CORONAVIRUS
Studio su 15mila pescaresi svela qual è la durata degli anticorpi
L’epidemiologo Manzoli annuncia in anteprima al Centro i risultati della sua nuova ricerca: "Reinfettati solo 24 pazienti: l’immunità anche con i vaccini può resistere fino a un anno e due mesi"
PESCARA. Solo lo 0.16% dei contagiati da coronavirus torna positivo una seconda volta. Sono le prime indiscrezioni emerse da uno studio sul tasso di reinfezione che si basa su un campione di 15mila persone della provincia di Pescara, 800 delle quali seguite per oltre un anno. Un dato che vede l'Abruzzo protagonista e il cui esito potrebbe condizionare le prossime campagne di vaccinazioni. In particolare la somministrazione delle terze dosi. Lo studio, diretto dall'epidemiologo Lamberto Manzoli, ordinario di Igiene ed Epidemiologia e direttore della clinica all'università di Ferrara, ma con salde radici pescaresi, è in fase di revisione su riviste scientifiche internazionali. Oggi la variante Delta ha soppiantato le altre varianti in quasi tutti i Paesi del mondo. I vaccini sembrano però efficaci per combatterla. Ma fino a che punto? Lo abbiamo chiesto a Manzoli che ha già portato a termine un’importante ricerca sull'efficacia dei vaccini
contro la mortalità da Covid.
Professor Manzoli, qual è la differenza della variante Delta sui vaccinati rispetto ai non vaccinati?
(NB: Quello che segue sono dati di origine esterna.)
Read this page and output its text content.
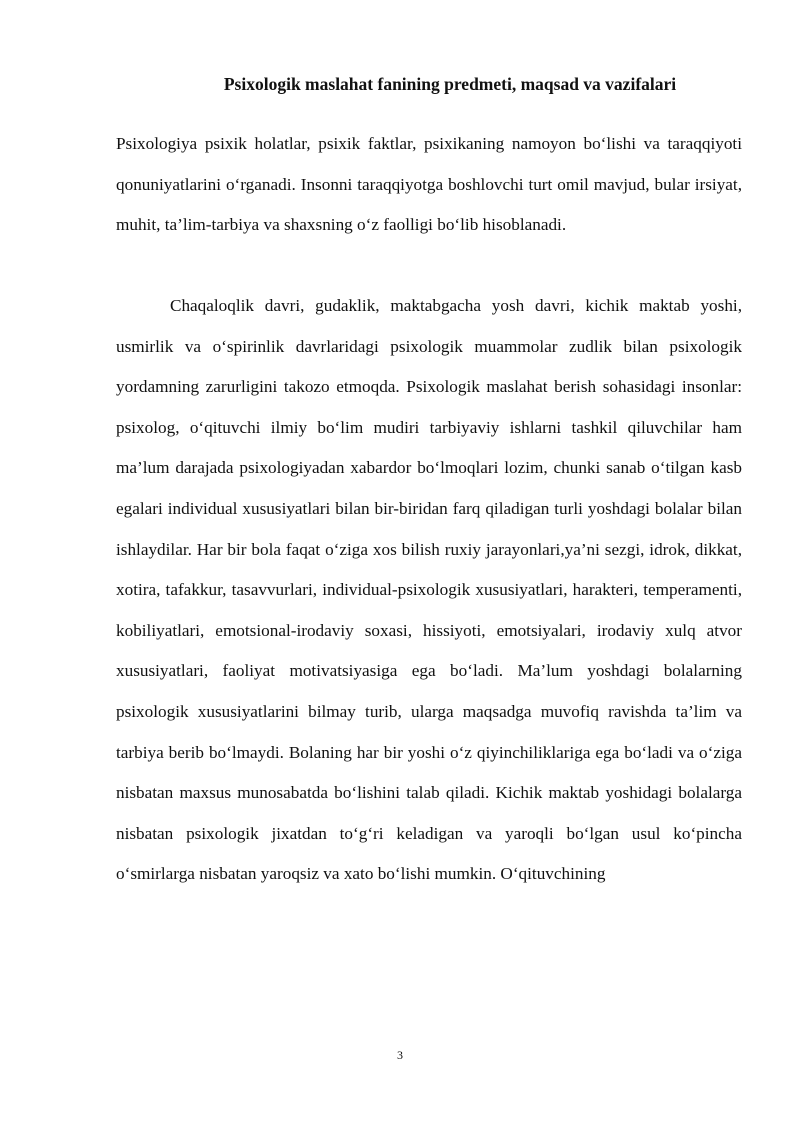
Psixologik maslahat fanining predmeti, maqsad va vazifalari

Psixologiya psixik holatlar, psixik faktlar, psixikaning namoyon bo‘lishi va taraqqiyoti qonuniyatlarini o‘rganadi. Insonni taraqqiyotga boshlovchi turt omil mavjud, bular irsiyat, muhit, ta’lim-tarbiya va shaxsning o‘z faolligi bo‘lib hisoblanadi.

Chaqaloqlik davri, gudaklik, maktabgacha yosh davri, kichik maktab yoshi, usmirlik va o‘spirinlik davrlaridagi psixologik muammolar zudlik bilan psixologik yordamning zarurligini takozo etmoqda. Psixologik maslahat berish sohasidagi insonlar: psixolog, o‘qituvchi ilmiy bo‘lim mudiri tarbiyaviy ishlarni tashkil qiluvchilar ham ma’lum darajada psixologiyadan xabardor bo‘lmoqlari lozim, chunki sanab o‘tilgan kasb egalari individual xususiyatlari bilan bir-biridan farq qiladigan turli yoshdagi bolalar bilan ishlaydilar. Har bir bola faqat o‘ziga xos bilish ruxiy jarayonlari,ya’ni sezgi, idrok, dikkat, xotira, tafakkur, tasavvurlari, individual-psixologik xususiyatlari, harakteri, temperamenti, kobiliyatlari, emotsional-irodaviy soxasi, hissiyoti, emotsiyalari, irodaviy xulq atvor xususiyatlari, faoliyat motivatsiyasiga ega bo‘ladi. Ma’lum yoshdagi bolalarning psixologik xususiyatlarini bilmay turib, ularga maqsadga muvofiq ravishda ta’lim va tarbiya berib bo‘lmaydi. Bolaning har bir yoshi o‘z qiyinchiliklariga ega bo‘ladi va o‘ziga nisbatan maxsus munosabatda bo‘lishini talab qiladi. Kichik maktab yoshidagi bolalarga nisbatan psixologik jixatdan to‘g‘ri keladigan va yaroqli bo‘lgan usul ko‘pincha o‘smirlarga nisbatan yaroqsiz va xato bo‘lishi mumkin. O‘qituvchining

3
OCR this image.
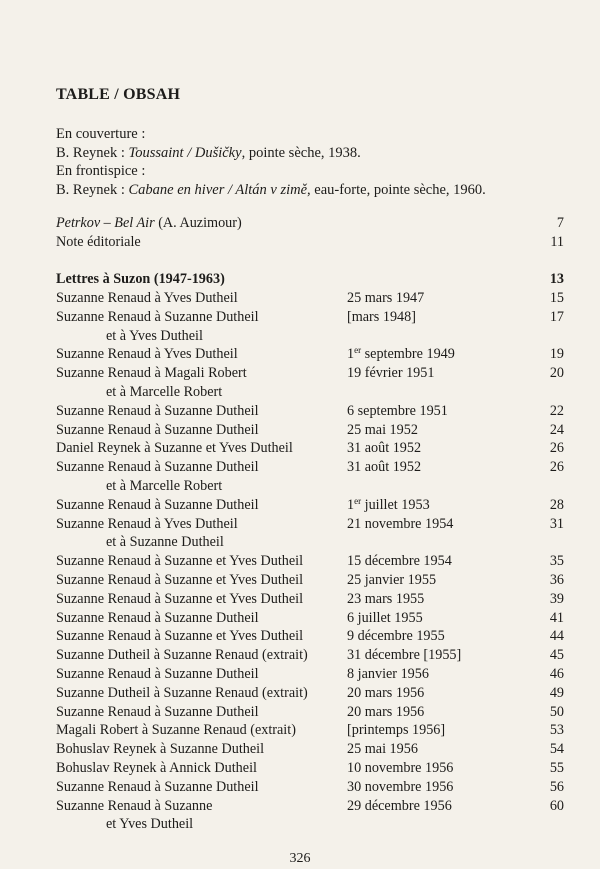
TABLE / OBSAH
En couverture :
B. Reynek : Toussaint / Dušičky, pointe sèche, 1938.
En frontispice :
B. Reynek : Cabane en hiver / Altán v zimě, eau-forte, pointe sèche, 1960.
Petrkov – Bel Air (A. Auzimour)	7
Note éditoriale	11
Lettres à Suzon (1947-1963)	13
Suzanne Renaud à Yves Dutheil	25 mars 1947	15
Suzanne Renaud à Suzanne Dutheil	[mars 1948]	17
et à Yves Dutheil
Suzanne Renaud à Yves Dutheil	1er septembre 1949	19
Suzanne Renaud à Magali Robert	19 février 1951	20
et à Marcelle Robert
Suzanne Renaud à Suzanne Dutheil	6 septembre 1951	22
Suzanne Renaud à Suzanne Dutheil	25 mai 1952	24
Daniel Reynek à Suzanne et Yves Dutheil	31 août 1952	26
Suzanne Renaud à Suzanne Dutheil	31 août 1952	26
et à Marcelle Robert
Suzanne Renaud à Suzanne Dutheil	1er juillet 1953	28
Suzanne Renaud à Yves Dutheil	21 novembre 1954	31
et à Suzanne Dutheil
Suzanne Renaud à Suzanne et Yves Dutheil	15 décembre 1954	35
Suzanne Renaud à Suzanne et Yves Dutheil	25 janvier 1955	36
Suzanne Renaud à Suzanne et Yves Dutheil	23 mars 1955	39
Suzanne Renaud à Suzanne Dutheil	6 juillet 1955	41
Suzanne Renaud à Suzanne et Yves Dutheil	9 décembre 1955	44
Suzanne Dutheil à Suzanne Renaud (extrait)	31 décembre [1955]	45
Suzanne Renaud à Suzanne Dutheil	8 janvier 1956	46
Suzanne Dutheil à Suzanne Renaud (extrait)	20 mars 1956	49
Suzanne Renaud à Suzanne Dutheil	20 mars 1956	50
Magali Robert à Suzanne Renaud (extrait)	[printemps 1956]	53
Bohuslav Reynek à Suzanne Dutheil	25 mai 1956	54
Bohuslav Reynek à Annick Dutheil	10 novembre 1956	55
Suzanne Renaud à Suzanne Dutheil	30 novembre 1956	56
Suzanne Renaud à Suzanne	29 décembre 1956	60
et Yves Dutheil
326
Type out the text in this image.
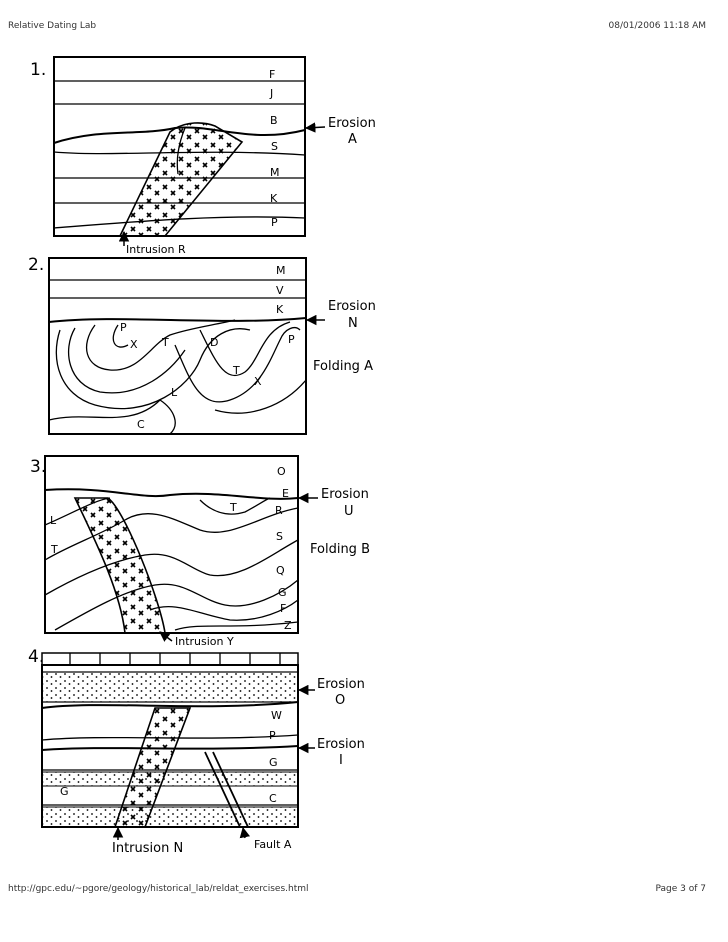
Relative Dating Lab	08/01/2006 11:18 AM
1.	F
J
B
S
M
K
P
Erosion
A
Intrusion R
2.	M
V
K
P
X T	D	P
T
X
L
C
Erosion
N
Folding A
3.	O
E
R
S
Q
G
F
Z
L
T
T
Erosion
U
Folding B
Intrusion Y
4.
W
P
G
C
G
Erosion
O
Erosion
I
Intrusion N	Fault A
http://gpc.edu/~pgore/geology/historical_lab/reldat_exercises.html	Page 3 of 7
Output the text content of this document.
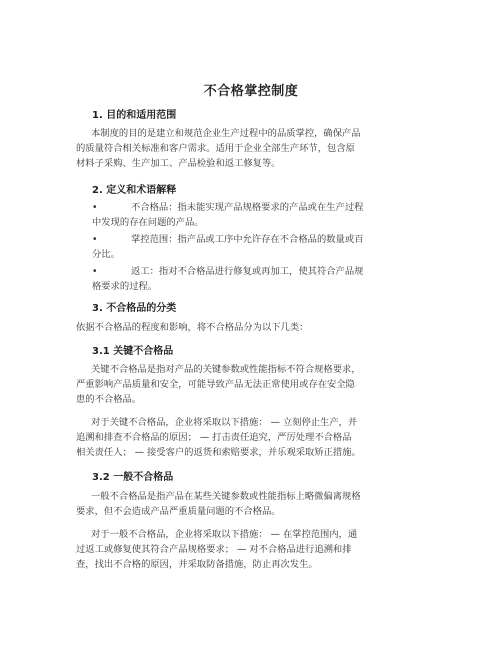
不合格掌控制度
1. 目的和适用范围
本制度的目的是建立和规范企业生产过程中的品质掌控，确保产品
的质量符合相关标准和客户需求。适用于企业全部生产环节，包含原
材料子采购、生产加工、产品检验和返工修复等。
2. 定义和术语解释
•	不合格品：指未能实现产品规格要求的产品或在生产过程
中发现的存在问题的产品。
•	掌控范围：指产品或工序中允许存在不合格品的数量或百
分比。
•	返工：指对不合格品进行修复或再加工，使其符合产品规
格要求的过程。
3. 不合格品的分类
依据不合格品的程度和影响，将不合格品分为以下几类：
3.1 关键不合格品
关键不合格品是指对产品的关键参数或性能指标不符合规格要求，
严重影响产品质量和安全，可能导致产品无法正常使用或存在安全隐
患的不合格品。
对于关键不合格品，企业将采取以下措施： — 立刻停止生产，并
追溯和排查不合格品的原因； — 打击责任追究，严厉处理不合格品
相关责任人； — 接受客户的返货和索赔要求，并乐观采取矫正措施。
3.2 一般不合格品
一般不合格品是指产品在某些关键参数或性能指标上略微偏离规格
要求，但不会造成产品严重质量问题的不合格品。
对于一般不合格品，企业将采取以下措施： — 在掌控范围内，通
过返工或修复使其符合产品规格要求； — 对不合格品进行追溯和排
查，找出不合格的原因，并采取防备措施，防止再次发生。
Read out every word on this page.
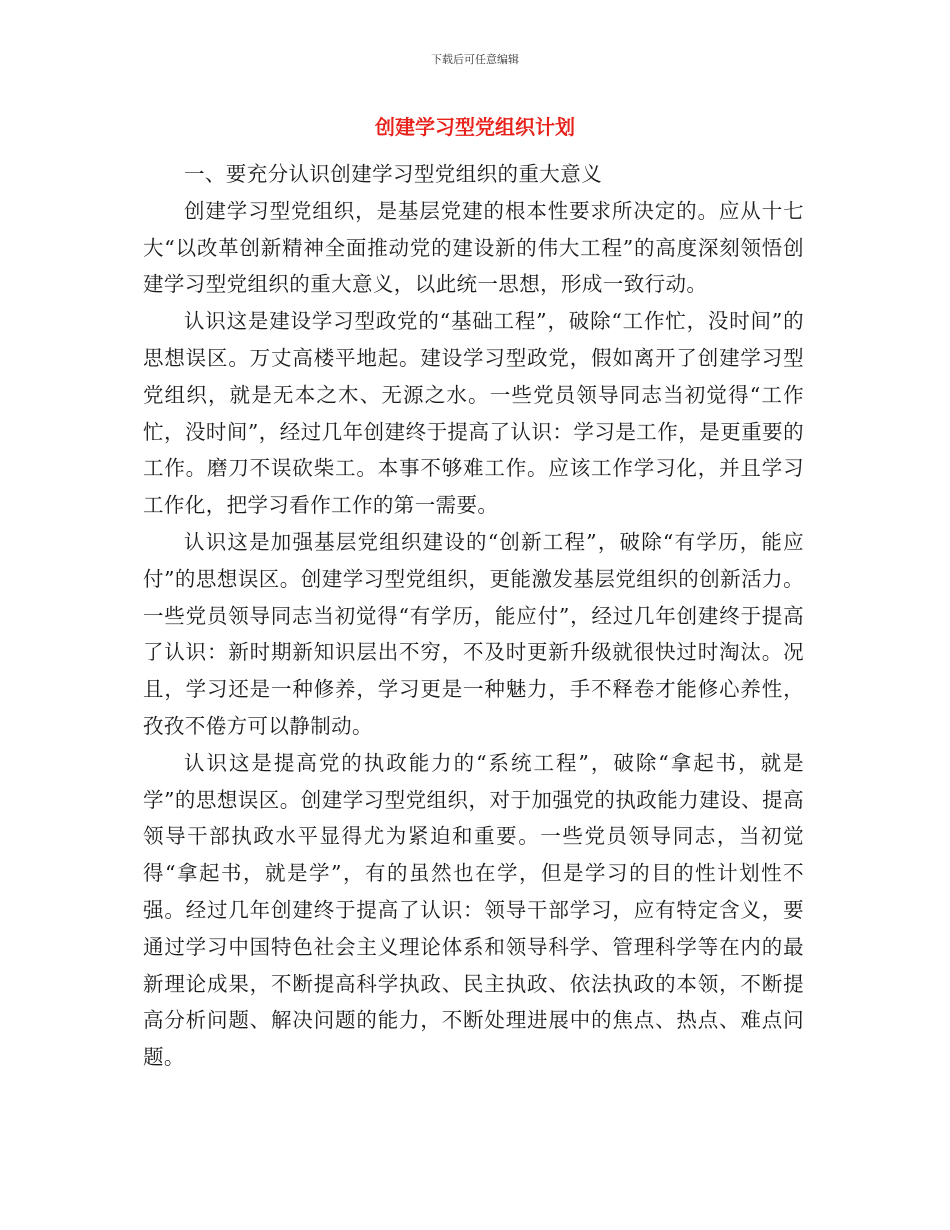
下载后可任意编辑
创建学习型党组织计划

一、要充分认识创建学习型党组织的重大意义

创建学习型党组织，是基层党建的根本性要求所决定的。应从十七大“以改革创新精神全面推动党的建设新的伟大工程”的高度深刻领悟创建学习型党组织的重大意义，以此统一思想，形成一致行动。

认识这是建设学习型政党的“基础工程”，破除“工作忙，没时间”的思想误区。万丈高楼平地起。建设学习型政党，假如离开了创建学习型党组织，就是无本之木、无源之水。一些党员领导同志当初觉得“工作忙，没时间”，经过几年创建终于提高了认识：学习是工作，是更重要的工作。磨刀不误砍柴工。本事不够难工作。应该工作学习化，并且学习工作化，把学习看作工作的第一需要。

认识这是加强基层党组织建设的“创新工程”，破除“有学历，能应付”的思想误区。创建学习型党组织，更能激发基层党组织的创新活力。一些党员领导同志当初觉得“有学历，能应付”，经过几年创建终于提高了认识：新时期新知识层出不穷，不及时更新升级就很快过时淘汰。况且，学习还是一种修养，学习更是一种魅力，手不释卷才能修心养性，孜孜不倦方可以静制动。

认识这是提高党的执政能力的“系统工程”，破除“拿起书，就是学”的思想误区。创建学习型党组织，对于加强党的执政能力建设、提高领导干部执政水平显得尤为紧迫和重要。一些党员领导同志，当初觉得“拿起书，就是学”，有的虽然也在学，但是学习的目的性计划性不强。经过几年创建终于提高了认识：领导干部学习，应有特定含义，要通过学习中国特色社会主义理论体系和领导科学、管理科学等在内的最新理论成果，不断提高科学执政、民主执政、依法执政的本领，不断提高分析问题、解决问题的能力，不断处理进展中的焦点、热点、难点问题。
"Le prime stime ci dicono che i vaccini sono efficaci contro la variante Delta che è sicuramente più severa e più patogena delle altre. Sicuramente nei prossimi mesi vedremo sempre più un carico di ricoverati tra i non vaccinati e gli anziani".
Quale incidenza ha oggi in Abruzzo e in Italia la variante Delta?
"Proprio perché è più contagiosa ora è certamente dominante. Ha sostituito la variante Alfa già da diverso tempo".
Chi rischia di più tra i non vaccinati se viene colpito da questa variante?
"Sicuramente, come per il passato, gli anziani e le persone fragili, quelle che hanno patologie croniche e/o invalidati. Per i giovani il rischio non è stato ancora quantificato".
Passiamo allo studio che certamente farà notizia perché può stabilire la durata degli effetti degli anticorpi. Sono solo le prime indiscrezioni ma bastano per capire la portata della ricerca condotta da Manzoli e il suo gruppo di lavoro. Il dato emerso di soli 24 casi di reinfezione su 15mila soggetti fa ben sperare per il futuro evolversi del Covid-19 perché dimostra come difficilmente un paziente si reinfetti dopo molto tempo. Non solo. Dallo studio è emerso che nessuno degli 800 pazienti seguiti per oltre un anno dopo il contagio si è reinfettato. Secondo Manzoli, questo studio potrebbe sciogliere molti i dubbi sulla durata dell'immunità.
Perché questa ricerca è innovativa?
"Ci sono già ricerche che dicono che le reinfezioni sono rare, ma nessuno di queste ha un follow-up così lungo, di un anno e due mesi. Se questi dati saranno simili a quelli dei vaccinati, cioè se l'immunità indotta dal vaccino è simile a quella naturale, allora ciò potrebbe influenzare le future campagne vaccinali e la necessità o meno della terza dose. Lo studio ora è in fase di revisione e stiamo aspettando proprio in questi giorni la risposta di una importante rivista scientifica internazionale".
I sintomi della variante Delta in moltissimi casi sono gli stessi della versione originale del Covid. Tuttavia, i medici vedono le persone ammalarsi più rapidamente, soprattutto i più giovani. Ricerche recenti hanno scoperto che la variante Delta cresce più rapidamente, e a livelli molto maggiori, nel tratto respiratorio. Anche questa mutazione del virus mantiene i suoi soliti sintomi, come tosse, febbre e mancanza di respiro. Ma la Delta, grazie al vaccino, può avere in molti casi sintomi più lievi, che alcuni potrebbero scambiare persino per un comune raffreddore. Al contrario, in persone non vaccinate, come riporta il Cdc Usa, può anche causare malattie più gravi rispetto ai ceppi precedenti. In due diversi studi condotti in Svezia e in Canada, i pazienti infettati dalla variante Delta avevano maggiori probabilità di essere ricoverati in ospedale rispetto ai pazienti colpiti dalla variante inglese o dai ceppi virali originali.